Delina starrte Allister mit weit aufgerissenen Augen an, sie konnte nicht glauben, was sie da hörte.
"Ich bin gekommen, um dir das hier auszuhändigen!", Allister sprach nun wieder ruhig und seufzte, "Es tut mir leid, was alles geschah, aber ich sah keinen anderen Weg. Frag Ation, er hat mir geholfen!"
Delina riss Allister den Zettel aus der Hand welchen dieser ihr entgegenstreckte.
Sie faltete ihn auseinander und erkannte sofort die Schrift, sie hatte sie hunderte male gesehen, als sie noch ein Kind gewesen war.
Delina
Es tut mir schrecklich leid dich erschreckt zu haben, es war nicht meine Absicht. Ich weiß was ich tat, war unverzeihlich. Aber ich würde gerne mit dir sprechen. Ich werde dir nichts tun!!! Das war nie meine Intuition! Wenn du dazu bereit bist komm bitte in den Wald vor Mondfall. An die Stelle an der wir uns zuletzt sahen.
Ich hoffe, du kommst.
Finn
Delina starrte das Schriftstück an das Allister ihr überreicht hatte, unterbewusst musste sie über den klassischen Finnstil lächeln.
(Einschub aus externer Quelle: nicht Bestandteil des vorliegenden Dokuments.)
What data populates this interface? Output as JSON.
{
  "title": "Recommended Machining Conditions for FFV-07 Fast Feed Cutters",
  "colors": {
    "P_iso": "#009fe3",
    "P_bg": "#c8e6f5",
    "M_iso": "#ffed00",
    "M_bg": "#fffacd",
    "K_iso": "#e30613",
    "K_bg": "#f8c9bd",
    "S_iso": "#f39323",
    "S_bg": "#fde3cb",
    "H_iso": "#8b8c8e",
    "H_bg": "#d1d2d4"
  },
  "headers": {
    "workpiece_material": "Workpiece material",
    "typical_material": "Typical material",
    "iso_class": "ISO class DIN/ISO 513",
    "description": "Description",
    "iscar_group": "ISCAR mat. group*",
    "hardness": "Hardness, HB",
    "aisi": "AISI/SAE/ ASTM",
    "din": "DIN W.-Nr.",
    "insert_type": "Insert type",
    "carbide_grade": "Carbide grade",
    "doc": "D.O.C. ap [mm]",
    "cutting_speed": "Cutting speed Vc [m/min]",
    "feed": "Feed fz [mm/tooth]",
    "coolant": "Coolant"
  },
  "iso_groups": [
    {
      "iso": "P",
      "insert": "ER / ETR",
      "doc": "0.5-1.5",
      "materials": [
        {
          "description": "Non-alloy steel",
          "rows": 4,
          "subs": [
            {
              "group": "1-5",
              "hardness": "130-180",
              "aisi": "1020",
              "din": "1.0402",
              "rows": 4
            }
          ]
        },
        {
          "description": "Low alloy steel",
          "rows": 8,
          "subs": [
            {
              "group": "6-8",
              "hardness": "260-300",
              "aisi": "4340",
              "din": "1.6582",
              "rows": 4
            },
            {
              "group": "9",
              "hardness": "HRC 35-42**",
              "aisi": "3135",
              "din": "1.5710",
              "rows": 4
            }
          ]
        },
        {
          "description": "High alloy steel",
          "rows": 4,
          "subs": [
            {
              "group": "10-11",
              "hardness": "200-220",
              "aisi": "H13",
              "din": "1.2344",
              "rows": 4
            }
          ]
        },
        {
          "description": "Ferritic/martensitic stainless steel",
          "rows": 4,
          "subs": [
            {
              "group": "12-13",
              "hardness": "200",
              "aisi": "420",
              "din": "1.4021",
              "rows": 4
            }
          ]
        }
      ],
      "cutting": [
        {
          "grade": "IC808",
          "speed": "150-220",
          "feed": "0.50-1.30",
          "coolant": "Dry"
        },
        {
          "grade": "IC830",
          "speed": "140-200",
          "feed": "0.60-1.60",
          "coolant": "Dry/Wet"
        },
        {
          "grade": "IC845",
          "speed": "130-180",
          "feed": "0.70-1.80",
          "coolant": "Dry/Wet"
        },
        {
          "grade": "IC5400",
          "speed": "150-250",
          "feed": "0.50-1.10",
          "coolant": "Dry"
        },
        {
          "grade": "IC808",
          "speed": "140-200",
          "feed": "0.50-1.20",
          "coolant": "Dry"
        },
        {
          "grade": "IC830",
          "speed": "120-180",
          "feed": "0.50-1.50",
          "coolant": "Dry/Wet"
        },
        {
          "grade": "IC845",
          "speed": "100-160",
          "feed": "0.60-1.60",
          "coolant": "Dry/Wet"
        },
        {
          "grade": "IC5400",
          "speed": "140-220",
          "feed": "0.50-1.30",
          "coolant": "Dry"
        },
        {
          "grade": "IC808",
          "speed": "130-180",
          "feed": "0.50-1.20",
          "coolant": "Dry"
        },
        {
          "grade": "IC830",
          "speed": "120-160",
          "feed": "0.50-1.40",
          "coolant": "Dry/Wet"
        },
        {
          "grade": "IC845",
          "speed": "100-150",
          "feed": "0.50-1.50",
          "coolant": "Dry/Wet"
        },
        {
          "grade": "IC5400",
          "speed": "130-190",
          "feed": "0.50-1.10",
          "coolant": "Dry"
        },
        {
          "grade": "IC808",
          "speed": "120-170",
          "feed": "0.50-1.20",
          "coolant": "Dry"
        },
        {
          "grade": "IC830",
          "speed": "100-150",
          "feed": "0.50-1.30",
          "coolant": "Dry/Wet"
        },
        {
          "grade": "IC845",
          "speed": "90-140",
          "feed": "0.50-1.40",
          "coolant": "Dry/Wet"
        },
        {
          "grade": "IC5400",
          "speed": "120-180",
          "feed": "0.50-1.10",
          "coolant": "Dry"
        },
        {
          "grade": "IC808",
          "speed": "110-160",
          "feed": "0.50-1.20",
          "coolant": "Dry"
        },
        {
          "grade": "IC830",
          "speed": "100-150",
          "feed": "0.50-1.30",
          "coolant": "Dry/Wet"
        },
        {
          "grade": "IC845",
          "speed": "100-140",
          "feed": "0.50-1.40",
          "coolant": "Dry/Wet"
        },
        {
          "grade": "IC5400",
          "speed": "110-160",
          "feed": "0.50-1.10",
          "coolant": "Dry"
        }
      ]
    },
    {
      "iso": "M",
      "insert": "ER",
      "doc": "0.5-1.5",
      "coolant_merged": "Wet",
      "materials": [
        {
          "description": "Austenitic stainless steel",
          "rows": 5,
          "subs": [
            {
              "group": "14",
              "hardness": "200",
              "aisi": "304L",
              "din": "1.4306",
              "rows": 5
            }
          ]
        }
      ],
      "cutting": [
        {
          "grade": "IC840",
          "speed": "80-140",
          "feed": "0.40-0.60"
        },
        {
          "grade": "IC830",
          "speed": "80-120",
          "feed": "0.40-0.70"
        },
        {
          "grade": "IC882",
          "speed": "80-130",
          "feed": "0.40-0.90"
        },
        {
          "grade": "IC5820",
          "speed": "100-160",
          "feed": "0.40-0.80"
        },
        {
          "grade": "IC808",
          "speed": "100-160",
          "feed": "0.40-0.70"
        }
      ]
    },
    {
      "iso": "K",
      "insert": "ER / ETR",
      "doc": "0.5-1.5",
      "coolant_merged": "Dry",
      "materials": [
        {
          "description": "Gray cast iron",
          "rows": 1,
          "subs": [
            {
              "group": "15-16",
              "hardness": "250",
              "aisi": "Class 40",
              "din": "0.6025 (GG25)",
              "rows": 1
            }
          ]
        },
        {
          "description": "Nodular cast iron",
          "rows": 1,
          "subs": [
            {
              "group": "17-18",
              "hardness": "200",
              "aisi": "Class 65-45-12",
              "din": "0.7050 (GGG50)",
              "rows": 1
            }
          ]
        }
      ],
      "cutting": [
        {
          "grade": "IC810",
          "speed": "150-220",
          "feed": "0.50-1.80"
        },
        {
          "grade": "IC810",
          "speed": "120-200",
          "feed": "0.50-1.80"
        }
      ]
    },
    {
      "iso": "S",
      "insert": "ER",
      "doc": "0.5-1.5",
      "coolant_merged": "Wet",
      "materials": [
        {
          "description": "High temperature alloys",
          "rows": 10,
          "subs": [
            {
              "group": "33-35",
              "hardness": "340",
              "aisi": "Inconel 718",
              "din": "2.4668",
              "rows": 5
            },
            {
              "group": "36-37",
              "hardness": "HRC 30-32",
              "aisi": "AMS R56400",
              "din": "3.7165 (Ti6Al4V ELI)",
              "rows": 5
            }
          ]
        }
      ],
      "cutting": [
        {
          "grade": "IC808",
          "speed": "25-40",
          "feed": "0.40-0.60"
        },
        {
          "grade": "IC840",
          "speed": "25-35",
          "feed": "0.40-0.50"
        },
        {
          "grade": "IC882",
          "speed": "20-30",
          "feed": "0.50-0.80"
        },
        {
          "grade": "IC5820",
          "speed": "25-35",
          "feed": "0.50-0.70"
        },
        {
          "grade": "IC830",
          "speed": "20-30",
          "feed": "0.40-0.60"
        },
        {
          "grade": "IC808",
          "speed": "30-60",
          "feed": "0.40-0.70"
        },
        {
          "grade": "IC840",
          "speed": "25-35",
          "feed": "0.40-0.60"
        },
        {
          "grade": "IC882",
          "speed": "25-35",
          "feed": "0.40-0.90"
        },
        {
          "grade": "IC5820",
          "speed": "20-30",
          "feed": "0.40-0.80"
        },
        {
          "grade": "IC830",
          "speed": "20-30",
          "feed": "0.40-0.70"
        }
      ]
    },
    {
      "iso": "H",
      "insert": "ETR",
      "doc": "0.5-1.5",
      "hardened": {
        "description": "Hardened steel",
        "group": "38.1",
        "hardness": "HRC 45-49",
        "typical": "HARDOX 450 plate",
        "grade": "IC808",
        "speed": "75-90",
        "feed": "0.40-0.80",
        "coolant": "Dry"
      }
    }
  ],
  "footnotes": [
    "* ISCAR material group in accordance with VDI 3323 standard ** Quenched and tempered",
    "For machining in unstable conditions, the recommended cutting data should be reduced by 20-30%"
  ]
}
Er hatte sie gerettet, hatte er deswegen ein Recht auf dieses Gespräch?
"Du solltest dir anhören, was er zu sagen hat!", Allister sah sie ernst an, "Ich weiß, dass du hunderte Fragen hast, die nur er dir beantworten kann! Außerdem braucht er deine Hilfe!"
Delina wusste, dass er recht hatte, seufzend drückte sie Allister den zerknüllten Zettel in die Hand und warf sich ihren Mantel über.
"Was soll ich den anderen sagen?", wollte Allister wissen
"Ihr seid Experten im Lügen! Dir fällt etwas ein! Niemand soll mir folgen! Und niemand soll sich sorgen, weil ich gehe!", Delina warf ihm einen letzten enttäuschen Blick zu, bevor sie ging.
In Vidars altem Bauernhaus zu wohnen war auch schrecklich für Delina, fühlte sie sich doch für seine Verletzungen und die beinahe verlorene Ernte verantwortlich. Auch, wenn er immer wieder betonte das Vidar das anders sah. Sie trat hinaus, atmete die klare Luft der hereinbrechenden Nacht ein, die schon ein wenig von Winterkälte durchzogen war. Dann überquerte sie schnellstens den Weg, um nicht gesehen zu werden, tauchte ein in die Dunkelheit des Waldes, die sie verschlingen zu schien.